Purification of the dsRNA conjugate by HPLC typically affords the pure conjugate.

Vector encoded dsRNAs

[00137] In another aspect of the invention, PCSK9 specific dsRNA molecules that modulate PCSK9 gene expression activity are expressed from transcription units inserted into DNA or RNA vectors (see, e.g., Couture, A, et al., TIG. (1996), 12:5-10; Skillern, A., et al., International PCT Publication No. WO 00/22113, Conrad, International PCT Publication No. WO 00/22114, and Conrad, U.S. Pat. No. 6,054,299). These transgenes can be introduced as a linear construct, a circular plasmid, or a viral vector, which can be incorporated and inherited as a transgene integrated into the host genome. The transgene can also be constructed to permit it to be inherited as an extrachromosomal plasmid (Gassmann, et al. , Proc. Natl. Acad. Sci. USA (1995) 92: 1292).

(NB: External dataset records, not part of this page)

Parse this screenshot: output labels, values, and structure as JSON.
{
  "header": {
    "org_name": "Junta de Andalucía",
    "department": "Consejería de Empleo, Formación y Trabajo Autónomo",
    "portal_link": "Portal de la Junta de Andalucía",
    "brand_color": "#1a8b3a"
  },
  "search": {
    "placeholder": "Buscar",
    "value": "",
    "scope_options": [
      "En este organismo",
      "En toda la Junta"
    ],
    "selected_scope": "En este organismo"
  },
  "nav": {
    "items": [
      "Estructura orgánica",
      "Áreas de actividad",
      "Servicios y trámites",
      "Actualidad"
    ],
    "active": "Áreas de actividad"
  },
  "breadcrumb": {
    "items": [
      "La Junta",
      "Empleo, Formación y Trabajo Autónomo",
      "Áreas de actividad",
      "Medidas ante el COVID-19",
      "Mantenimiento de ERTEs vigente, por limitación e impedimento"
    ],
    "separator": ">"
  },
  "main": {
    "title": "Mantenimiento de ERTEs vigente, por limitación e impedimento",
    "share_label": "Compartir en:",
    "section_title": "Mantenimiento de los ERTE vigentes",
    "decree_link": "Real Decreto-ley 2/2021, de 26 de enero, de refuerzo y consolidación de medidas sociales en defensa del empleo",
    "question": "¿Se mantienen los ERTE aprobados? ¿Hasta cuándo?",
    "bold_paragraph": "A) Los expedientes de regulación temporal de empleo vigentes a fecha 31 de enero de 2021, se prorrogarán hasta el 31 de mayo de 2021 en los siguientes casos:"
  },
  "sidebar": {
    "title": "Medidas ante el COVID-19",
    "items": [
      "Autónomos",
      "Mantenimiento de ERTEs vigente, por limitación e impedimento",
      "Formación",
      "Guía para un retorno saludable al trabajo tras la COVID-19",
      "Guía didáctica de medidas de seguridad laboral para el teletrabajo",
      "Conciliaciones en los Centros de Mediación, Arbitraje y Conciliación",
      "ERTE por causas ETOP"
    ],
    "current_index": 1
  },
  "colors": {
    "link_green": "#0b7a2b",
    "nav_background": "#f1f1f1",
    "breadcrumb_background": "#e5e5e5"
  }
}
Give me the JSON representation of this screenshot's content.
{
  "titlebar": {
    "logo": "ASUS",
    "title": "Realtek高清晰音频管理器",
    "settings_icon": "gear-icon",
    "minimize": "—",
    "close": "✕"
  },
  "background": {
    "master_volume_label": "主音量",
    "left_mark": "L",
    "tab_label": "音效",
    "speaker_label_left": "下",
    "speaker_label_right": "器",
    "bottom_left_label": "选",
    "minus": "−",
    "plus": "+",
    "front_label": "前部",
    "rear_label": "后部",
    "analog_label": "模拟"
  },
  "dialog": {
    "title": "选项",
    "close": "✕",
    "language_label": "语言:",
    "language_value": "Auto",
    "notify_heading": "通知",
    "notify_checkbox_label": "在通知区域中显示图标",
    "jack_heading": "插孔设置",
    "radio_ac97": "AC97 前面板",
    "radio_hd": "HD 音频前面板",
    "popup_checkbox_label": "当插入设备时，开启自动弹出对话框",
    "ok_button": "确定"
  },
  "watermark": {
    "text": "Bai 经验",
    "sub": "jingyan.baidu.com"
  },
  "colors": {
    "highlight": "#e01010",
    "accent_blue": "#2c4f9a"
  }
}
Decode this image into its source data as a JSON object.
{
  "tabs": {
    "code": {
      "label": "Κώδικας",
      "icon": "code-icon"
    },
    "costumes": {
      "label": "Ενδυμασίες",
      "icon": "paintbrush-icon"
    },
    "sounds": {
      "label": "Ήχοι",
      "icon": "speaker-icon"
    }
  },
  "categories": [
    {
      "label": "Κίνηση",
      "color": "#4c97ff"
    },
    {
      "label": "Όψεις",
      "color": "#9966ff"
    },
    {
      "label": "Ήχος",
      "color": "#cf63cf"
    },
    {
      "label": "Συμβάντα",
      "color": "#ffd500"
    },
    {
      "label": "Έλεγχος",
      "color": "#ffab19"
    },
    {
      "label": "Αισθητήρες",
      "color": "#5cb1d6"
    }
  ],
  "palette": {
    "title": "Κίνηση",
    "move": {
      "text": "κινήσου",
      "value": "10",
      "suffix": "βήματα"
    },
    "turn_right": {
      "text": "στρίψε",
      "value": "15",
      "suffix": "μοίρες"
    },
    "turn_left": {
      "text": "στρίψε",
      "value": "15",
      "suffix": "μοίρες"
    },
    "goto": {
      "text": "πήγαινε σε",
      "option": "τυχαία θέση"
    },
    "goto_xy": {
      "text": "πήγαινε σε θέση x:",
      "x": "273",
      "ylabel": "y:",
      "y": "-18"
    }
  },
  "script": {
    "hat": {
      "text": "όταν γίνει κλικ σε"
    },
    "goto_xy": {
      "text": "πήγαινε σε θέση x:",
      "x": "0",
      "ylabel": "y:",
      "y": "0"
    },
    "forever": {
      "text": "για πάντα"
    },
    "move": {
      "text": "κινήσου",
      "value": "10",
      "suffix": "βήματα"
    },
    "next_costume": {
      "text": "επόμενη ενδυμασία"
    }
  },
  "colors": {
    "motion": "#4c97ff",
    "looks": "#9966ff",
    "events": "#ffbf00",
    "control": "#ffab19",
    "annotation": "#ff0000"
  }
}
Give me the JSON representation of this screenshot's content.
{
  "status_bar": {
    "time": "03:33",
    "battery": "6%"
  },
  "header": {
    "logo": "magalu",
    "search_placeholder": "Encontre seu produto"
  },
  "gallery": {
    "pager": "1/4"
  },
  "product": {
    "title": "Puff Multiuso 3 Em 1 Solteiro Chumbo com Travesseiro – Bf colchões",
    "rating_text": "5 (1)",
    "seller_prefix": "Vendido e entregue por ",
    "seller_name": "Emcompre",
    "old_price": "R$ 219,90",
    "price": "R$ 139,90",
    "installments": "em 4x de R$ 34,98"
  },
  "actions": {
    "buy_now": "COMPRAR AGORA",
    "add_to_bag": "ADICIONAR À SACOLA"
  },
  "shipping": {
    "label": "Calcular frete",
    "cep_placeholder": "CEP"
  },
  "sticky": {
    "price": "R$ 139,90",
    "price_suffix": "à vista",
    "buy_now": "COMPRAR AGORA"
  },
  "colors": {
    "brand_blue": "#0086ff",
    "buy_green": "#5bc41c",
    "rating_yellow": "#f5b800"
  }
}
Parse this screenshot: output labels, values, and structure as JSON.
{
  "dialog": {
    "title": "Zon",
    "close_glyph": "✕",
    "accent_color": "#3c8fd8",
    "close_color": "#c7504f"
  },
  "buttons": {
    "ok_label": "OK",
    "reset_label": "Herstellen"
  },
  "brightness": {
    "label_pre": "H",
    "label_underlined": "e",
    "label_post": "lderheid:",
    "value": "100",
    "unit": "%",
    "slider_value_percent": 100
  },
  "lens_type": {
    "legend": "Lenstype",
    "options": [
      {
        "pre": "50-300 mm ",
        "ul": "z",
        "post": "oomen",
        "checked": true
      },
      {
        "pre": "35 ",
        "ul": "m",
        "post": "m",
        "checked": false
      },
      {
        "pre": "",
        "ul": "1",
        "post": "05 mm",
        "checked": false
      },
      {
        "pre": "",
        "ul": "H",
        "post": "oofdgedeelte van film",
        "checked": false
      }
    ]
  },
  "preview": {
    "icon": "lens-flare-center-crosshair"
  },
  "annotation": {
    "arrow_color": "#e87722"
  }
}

[00138] The individual strands of a dsRNA can be transcribed by promoters on two separate expression vectors and co-transfected into a target cell. Alternatively each individual strand of the dsRNA can be transcribed by promoters both of which are located on the same expression plasmid. In one embodiment, a dsRNA is expressed as an inverted repeat joined by a linker polynucleotide sequence such that the dsRNA has a stem and loop structure.

[00139] The recombinant dsRNA expression vectors are generally DNA plasmids or viral vectors. dsRNA expressing viral vectors can be constructed based on, but not limited to, adeno-associated virus (for a review, see Muzyczka, et al, Curr. Topics Micro. Immunol. (1992) 158:97-129)); adenovirus (see, for example, Berkner, et al, BioTechniques (1998) 6:616), Rosenfeld et al. (1991, Science 252:431-434), and Rosenfeld et al. (1992), Cell 68: 143-155)); or alphavirus as well as others known in the art. Retroviruses have been used to introduce a variety of genes into many different cell types, including epithelial cells, in vitro and/or in vivo (see, e.g., Eglitis, et al, Science (1985) 230: 1395-1398; Danos and Mulligan, Proc. Natl. Acad. Sci. USA (1998) 85:6460-6464; Wilson et al, 1988, Proc. Natl. Acad. Sci. USA 85:3014-3018; Armentano et al, 1990, Proc. Natl. Acad. Sci. USA

87:61416145; Huber t al, 1991, Proc. Natl. Acad. Sci. USA 88:8039-8043; Ferry et al, 1991, Proc. Natl. Acad. Sci. USA 88:8377-8381; Chowdhury et al, 1991, Science 254: 1802- 1805; van Beusechem. et al, 1992, Proc. Nad. Acad. Sci. USA 89:7640-19 ; Kay et al, 1992, Human Gene Therapy 3:641-647; Dai et al, 1992, Proc. Natl.Acad. Sci. USA 89: 10892- 10895; Uwu et al, 1993, J. Immunol. 150:4104-4115; U.S. Patent No. 4,868,116; U.S. Patent No. 4,980,286; PCT Application WO 89/07136; PCT Application WO 89/02468; PCT Application WO 89/05345; and PCT Application WO 92/07573). Recombinant retroviral vectors capable of transducing and expressing genes inserted into the genome of a cell can be produced by transfecting the recombinant retroviral genome into suitable packaging cell lines such as PA317 and Psi-CRIP (Comette et al, 1991, Human Gene Therapy 2:5-10; Cone et al, 1984, Proc. Natl. Acad. Sci. USA 81 :6349). Recombinant adenoviral vectors can be used to infect a wide variety of cells and tissues in susceptible hosts {e.g., rat, hamster, dog, and chimpanzee) (Hsu et al, 1992, J. Infectious Disease, 166:769), and also have the advantage of not requiring mitotically active cells for infection.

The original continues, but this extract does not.